Current through Register Vol. 48, No. 9, September 27, 2024
To secure approval of the issue and sale of bonds or notes
(hereafter bonds) by a city, county or regional housing authority (hereafter
local housing authority) to finance multifamily housing projects, as provided
in Act 369 of 1986, the following must be submitted to the Budget and Control
Board (Board):
A. An executed original
and a copy of the petition of the local housing authority governing body
describing a proposed project, requesting Board approval of the issue and sale
of a specified amount of bonds to finance the project and, including, if
appropriate, a request for an allocation of a portion of the State Ceiling to
the bonds and the project;
B. Two
executed copies of the resolution or ordinance of the local housing authority
governing body authorizing the petition to the Board;
C. Two sets of the documents providing for
the issuance and securing of the bonds or drafts thereof in substantially final
form;
D. Two sets of audited
financial statements of the entity obligated to pay the bonds covering at least
the three prior fiscal years except that, in any case where the bonds are to be
sold privately, a representation from the person or institution purchasing the
bonds that satisfactory financial information has been provided by that entity
and that the bonds are being purchased for investment rather than resale
purposes may be submitted in lieu of audited financial statements;
E. The original of a resolution approving the
bond issue proposed by the local housing authority governing body for adoption
by the Board and copies of that resolution to be certified by the Board
Secretary;
F. Two copies of
statements disclosing:
(1) the results of any
market study or other analysis of the multifamily housing needs in the proposed
project area which was the basis upon which a determination was made by the
local housing authority to issue the bonds to finance the project together with
a complete description of the project;
(2) the principal amount of the bonds
proposed to be issued;
(3) the
purpose or purposes for which the proceeds of such bonds are to be
expended;
(4) the maturity schedule
of the bonds proposed to be issued;
(5) the rate of interest expected on the
bonds proposed to be issued;
(6) a
schedule showing (a) the annual debt service requirements of all outstanding
bonds of the local housing authority proposing the bonds; (b) the annual debt
service requirements of the proposed bonds; and (c) the aggregate annual debt
service requirements of the outstanding and proposed bonds;
(7) a schedule showing the amount and source
of revenues available annually for the payment of the annual debt service
requirements established by the schedule required by (6), above;
(8) the method to be employed in selling the
proposed bonds;
(9) evidence of
compliance with applicable provisions of State and federal law prior to the
issuance of the bonds;
(10)
evidence that the project or projects financed by the bonds will be managed and
operated in compliance with applicable provisions of State and federal law
including, in those instances determined by the Board, subjecting the project
to restrictive covenants to ensure such compliance;
(11) evidence that each bond financing
proposed is structured to protect the interests of prospective bondholders and
the local housing authority by meeting the following requirements, as a
minimum:
(a) With respect to bonds to be
offered at public sale:
(1) the issue must be
rated no less than "investment grade" by one of the national rating agencies;
and
(2) in addition, one or more of
the following conditions must be met:
(aa)
There must be in effect for the bonds to be issued a federal program which
provides assistance in the payment of the principal and interest when due to
bondholders.
(bb) The lendable
proceeds of the bond sale must be used to acquire either federally-insured
mortgages or mortgages insured by a private mortgage insurance company
authorized to do business in South Carolina.

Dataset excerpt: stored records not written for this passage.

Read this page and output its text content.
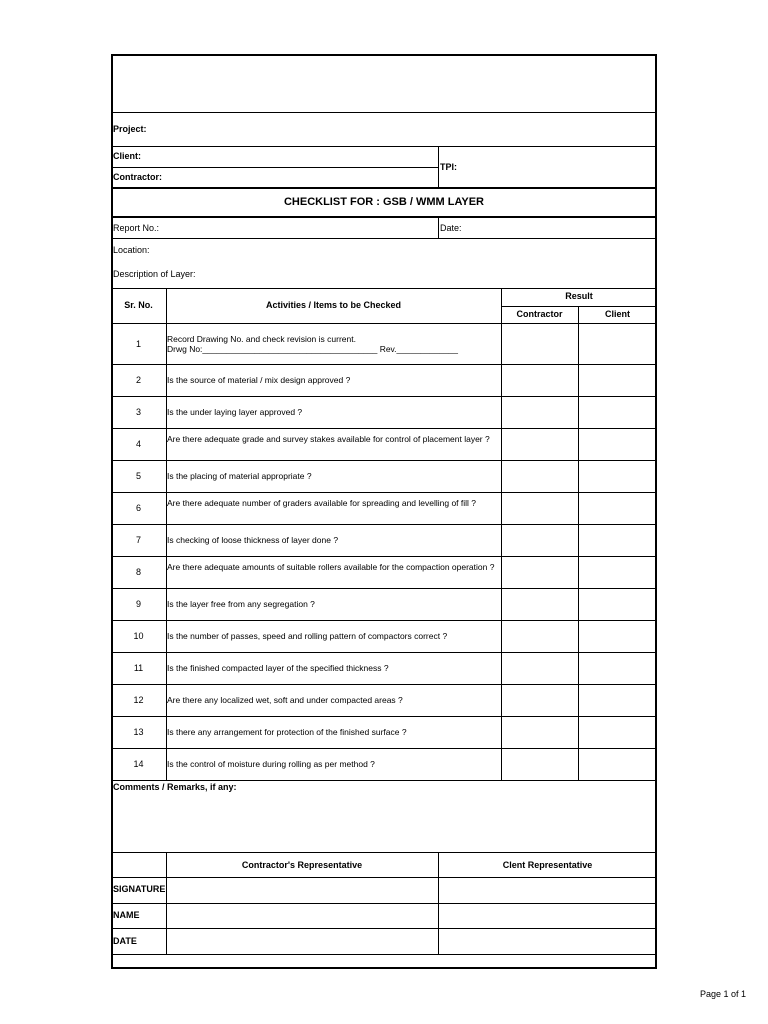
Project:
Client:
TPI:
Contractor:
CHECKLIST FOR : GSB / WMM LAYER
Report No.:	Date:
Location:
Description of Layer:
Sr. No.	Activities / Items to be Checked
Result
Contractor	Client
1	Record Drawing No. and check revision is current.
Drwg No:_____________________________________ Rev._____________
2	Is the source of material / mix design approved ?
3	Is the under laying layer approved ?
4	Are there adequate grade and survey stakes available for control of placement layer ?
5	Is the placing of material appropriate ?
6	Are there adequate number of graders available for spreading and levelling of fill ?
7	Is checking of loose thickness of layer done ?
8	Are there adequate amounts of suitable rollers available for the compaction operation ?
9	Is the layer free from any segregation ?
10	Is the number of passes, speed and rolling pattern of compactors correct ?
11	Is the finished compacted layer of the specified thickness ?
12	Are there any localized wet, soft and under compacted areas ?
13	Is there any arrangement for protection of the finished surface ?
14	Is the control of moisture during rolling as per method ?
Comments / Remarks, if any:
Contractor's Representative	Clent Representative
SIGNATURE
NAME
DATE
Page 1 of 1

(cc) The payment of principal and interest
when due to bond purchasers and bondholders must be insured by the maintenance
of adequate reserves or by insurance or by a guaranty by a responsible
entity.
(b)
With respect to bonds sold or placed as "Mortgage bonds sold as a unit" or in
"Transactions with banks, institutional buyers, etc. . . .", as provided in
Code Section
35-1-320,
the documents pursuant to which bonds are issued must permit the local housing
authority to avoid any default by it by completing an assignment of or
foregoing its rights with respect to any collateral or security pledged to
secure the bonds.
(c) With respect
to any bonds offered for sale upon the representation that the interest paid
thereon by the issuer is exempt from federal income taxation, the documents
pursuant to which bonds are issued must require the mandatory redemption of the
bonds at par value if the interest paid thereon is determined to be subject to
federal income taxation.
(12) evidence that every official statement,
preliminary official statement, and any other document used in the sale of any
bond issued by a local housing authority includes the following disclaimer:
No representation is made by or on behalf of the State of South
Carolina or the State Budget and Control Board as to the creditworthiness of
the securities hereby offered. Neither the State of South Carolina nor any of
its agencies is obligated for the payment of any principal or interest due or
to become due on the securities hereby offered for sale.
(13) the local housing authority's agreement
that the management agent for any project approved by the Budget and Control
Board must also be approved by the Board.